Wiktor wyszedł na korytarz. Po suficie łaziły muchy. Było ich dużo, chyba ze dwadzieścia. Z przeciwnej strony korytarza nadchodził Lidin. Na twarzy miał grymas przerażenia. — Skąd one się biorą — zapytał ochryple. — P-paskudztwo.

Spod jego nóg zerwała się z buczeniem mucha i Lidin zatrzymał się, wznosząc pięści nad głową.

Wiktor poszedł na mostek. Z cienkim bzykaniem przeleciało przed jego twarzą stado czarnych muszek…

Na mostku, na stole przed maszyną cyfrową stała szklana kolba do połowy napełniona mętnym płynem, który śmierdział nawet mimo szklanego korka. W płynie pływała mucha. Najwidoczniej Małyszew mimo wszystko pogniótł jej skrzydła, bo mucha nie mogła fruwać, tylko od czasu do czasu buczała potężnym basem. Stankiewicz, Tummer i Małyszew stali obok stołu i patrzyli na owada. Wiktor podszedł do nich i też zaczął patrzeć.

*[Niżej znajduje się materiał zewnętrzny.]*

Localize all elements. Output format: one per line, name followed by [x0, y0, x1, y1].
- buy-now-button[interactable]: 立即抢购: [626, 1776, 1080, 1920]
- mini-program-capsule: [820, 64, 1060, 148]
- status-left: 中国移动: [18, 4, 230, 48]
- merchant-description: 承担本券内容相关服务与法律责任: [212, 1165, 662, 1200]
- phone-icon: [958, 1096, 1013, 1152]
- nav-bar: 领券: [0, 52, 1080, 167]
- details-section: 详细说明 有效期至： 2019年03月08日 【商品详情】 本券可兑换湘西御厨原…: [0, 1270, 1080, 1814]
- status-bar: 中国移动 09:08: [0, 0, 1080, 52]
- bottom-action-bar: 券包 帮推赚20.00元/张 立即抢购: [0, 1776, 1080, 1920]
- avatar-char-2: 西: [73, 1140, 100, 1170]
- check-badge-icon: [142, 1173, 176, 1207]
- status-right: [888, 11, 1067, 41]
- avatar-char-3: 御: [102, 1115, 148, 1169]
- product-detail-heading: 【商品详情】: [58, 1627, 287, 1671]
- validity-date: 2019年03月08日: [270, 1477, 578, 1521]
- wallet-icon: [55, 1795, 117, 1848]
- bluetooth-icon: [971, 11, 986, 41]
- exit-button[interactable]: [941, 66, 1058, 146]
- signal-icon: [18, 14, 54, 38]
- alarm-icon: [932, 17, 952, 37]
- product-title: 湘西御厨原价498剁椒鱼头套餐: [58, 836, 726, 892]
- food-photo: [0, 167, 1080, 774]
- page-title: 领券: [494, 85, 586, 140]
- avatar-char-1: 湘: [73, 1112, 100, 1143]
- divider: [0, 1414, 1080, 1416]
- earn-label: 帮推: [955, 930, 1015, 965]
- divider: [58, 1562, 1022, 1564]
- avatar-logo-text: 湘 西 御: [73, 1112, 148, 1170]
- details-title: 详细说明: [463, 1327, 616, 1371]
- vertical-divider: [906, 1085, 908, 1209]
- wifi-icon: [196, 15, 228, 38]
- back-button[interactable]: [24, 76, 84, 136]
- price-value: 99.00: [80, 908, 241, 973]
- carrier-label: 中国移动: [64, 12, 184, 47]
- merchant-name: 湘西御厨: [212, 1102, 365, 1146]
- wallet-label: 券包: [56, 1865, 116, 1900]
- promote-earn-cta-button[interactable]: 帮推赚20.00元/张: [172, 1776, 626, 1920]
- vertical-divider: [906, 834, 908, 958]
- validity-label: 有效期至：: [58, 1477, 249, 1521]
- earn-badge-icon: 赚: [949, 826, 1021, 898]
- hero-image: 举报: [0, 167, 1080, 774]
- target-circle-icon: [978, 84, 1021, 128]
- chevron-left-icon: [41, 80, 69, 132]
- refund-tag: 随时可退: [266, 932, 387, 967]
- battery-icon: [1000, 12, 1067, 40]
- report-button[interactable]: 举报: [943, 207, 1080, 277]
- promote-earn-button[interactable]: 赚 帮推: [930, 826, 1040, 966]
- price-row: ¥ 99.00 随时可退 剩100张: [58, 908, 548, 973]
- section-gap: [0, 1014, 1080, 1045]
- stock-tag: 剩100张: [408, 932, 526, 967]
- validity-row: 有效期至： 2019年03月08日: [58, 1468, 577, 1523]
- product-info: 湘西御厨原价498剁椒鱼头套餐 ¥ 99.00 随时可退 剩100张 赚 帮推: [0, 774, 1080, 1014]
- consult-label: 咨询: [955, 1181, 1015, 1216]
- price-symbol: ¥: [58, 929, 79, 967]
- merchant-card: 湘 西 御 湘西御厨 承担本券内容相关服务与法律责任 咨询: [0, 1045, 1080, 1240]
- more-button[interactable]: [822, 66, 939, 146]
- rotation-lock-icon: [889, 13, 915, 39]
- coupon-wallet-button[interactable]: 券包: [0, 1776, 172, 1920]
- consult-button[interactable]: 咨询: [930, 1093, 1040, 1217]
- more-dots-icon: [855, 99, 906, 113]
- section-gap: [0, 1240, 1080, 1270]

Mętny płyn w kolbie był to letal. Letal natychmiast zabijał wszelkie owady. Mógł w razie potrzeby zabić nawet byka. Ale ośmionożna mucha o tym najwidoczniej nie wiedziała i nawet nie zamierzała przyjąć tego do wiadomości. Pływała sobie w letalu i tylko chwilami wściekle buczała.

— Pięć i pół minuty — powiedział Tummer. — Co ty sobie właściwie wyobrażasz, najdroższa? Czas już na ciebie.

— Może macie jakiś inny środek? — zapytał Małyszew. Wiktor pokręcił głową. — Zdawaj wachtę, Tum.

Przyjął wachtę i zameldował o tym kapitanowi. Stankiewicz kiwnął z roztargnieniem głową.

— Gdzie jest Lidin? — zapytał. — Myje się.

— Dezynfekuje się — poprawił Tummer.